Artistic Intention
I paint to express my visual and emotional reactions to what I see. I want to communicate to others my pleasure in seeing the world around me, it’s lights and darks, colors, and forms, and I want to continue the work that I started 40 years ago in straight black and white photography to show how I feel about what I see, making it more understandable and expressive to myself and others.
I am still moved and inspired by things that continue to catch my eye, more so after all these years, as I ride in the car, walk, fly, and move through the natural and city space. I still see forms, light falling across surfaces, usually at a diagonal, deep shadows and textures, only now I am most excited by their colors. Often, I see simple, classical forms, circles, rectangles, and triangles in mundane objects around me. They could be buildings, people, flowers, water, or anything. The lights in them may be objects or dreams, and the darks may represent unknown space; threats, fears, or possibly memories.
Above all, I now feel free to acknowledge my joy in recognizing color. My paintings celebrate the intense power of color to affect how we feel, and how we are enabled by color to act. The colors in my paintings are not the colors of the objects I see, but are the colors that resonate internally in harmonious groups. I alter colors in my paintings until they work together in a way that I like, and this is entirely arbitrary and personal. It pleases me when others also enjoy my colors.

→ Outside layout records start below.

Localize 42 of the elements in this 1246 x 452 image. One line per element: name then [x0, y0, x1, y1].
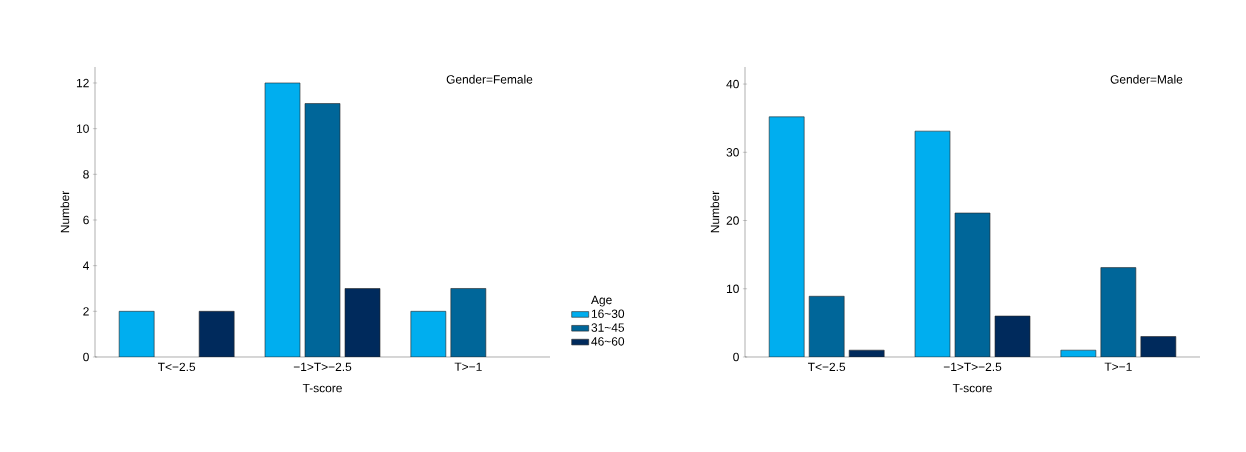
- bar: [410, 311, 447, 357]
- bar: [954, 212, 991, 357]
- y-tick-label: 12: [76, 78, 89, 88]
- bar: [914, 130, 951, 357]
- legend-title: Age: [591, 295, 612, 307]
- x-tick-label: −1>T>−2.5: [293, 362, 352, 372]
- bar: [264, 82, 301, 357]
- y-tick-label: 30: [726, 148, 739, 157]
- y-tick-label: 0: [83, 352, 89, 362]
- bar: [344, 288, 381, 357]
- annotation: Gender=Male: [1110, 74, 1183, 84]
- annotation: Gender=Female: [446, 74, 533, 84]
- y-axis-title: Number: [710, 190, 720, 233]
- bar: [768, 116, 805, 357]
- x-tick-label: −1>T>−2.5: [943, 362, 1002, 372]
- x-tick-label: T>−1: [454, 362, 482, 371]
- y-tick-label: 40: [726, 79, 739, 89]
- legend-label: 46~60: [591, 337, 625, 346]
- y-tick-label: 6: [83, 215, 89, 225]
- y-tick-label: 8: [83, 170, 89, 179]
- x-axis-title: T-score: [952, 383, 992, 393]
- bar: [450, 288, 487, 357]
- y-tick-label: 10: [76, 124, 89, 133]
- x-axis-title: T-score: [302, 383, 342, 393]
- x-tick-label: T<−2.5: [157, 362, 196, 372]
- y-tick-label: 2: [83, 307, 89, 316]
- x-tick-label: T>−1: [1104, 362, 1132, 371]
- bar: [1100, 267, 1137, 357]
- y-tick-label: 4: [82, 261, 89, 270]
- bar: [808, 295, 845, 357]
- legend-label: 16~30: [591, 309, 625, 318]
- bar: [304, 103, 341, 357]
- bar: [198, 311, 235, 357]
- bar: [118, 311, 155, 357]
- y-tick-label: 10: [726, 284, 739, 293]
- y-axis-title: Number: [60, 190, 70, 233]
- y-tick-label: 0: [733, 352, 739, 362]
- bar: [1140, 336, 1177, 357]
- y-tick-label: 20: [726, 216, 739, 225]
- x-tick-label: T<−2.5: [808, 362, 846, 372]
- bar: [994, 315, 1031, 357]
- legend-label: 31~45: [591, 323, 625, 332]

Watercolor, traditionally applied, entirely transparent, and carefully composed, is my chosen medium for it’s exquisite ability to utilize strong, rich colors or the palest most delicate washes that are almost not there. A few grains of ground minerals in a large pool of water on white paper can exhibit tremendous power and astonish your eye. I try to allow the wet paint to move and behave in its own natural way because it often surprises me with beautiful effects, and its too difficult to control anyway.
My paintings usually represent real things, though I hope that they are not realistic, rather loosely suggesting the subject they came from. I always want them to have an abstract watercolor way of taking something from the subject but becoming new.
My painting is a way of leaving the practical everyday world for another that is made with magical images, expressive of special thoughts and feelings, and takes you along with me to the one where the colors are free to shimmer and play.
Recently, I have begun to make paintings with multiple, strong shadows moving across the paper. These successive darks, shadows, suggest a musical score, with notes to be read over time as your eye travels through the picture.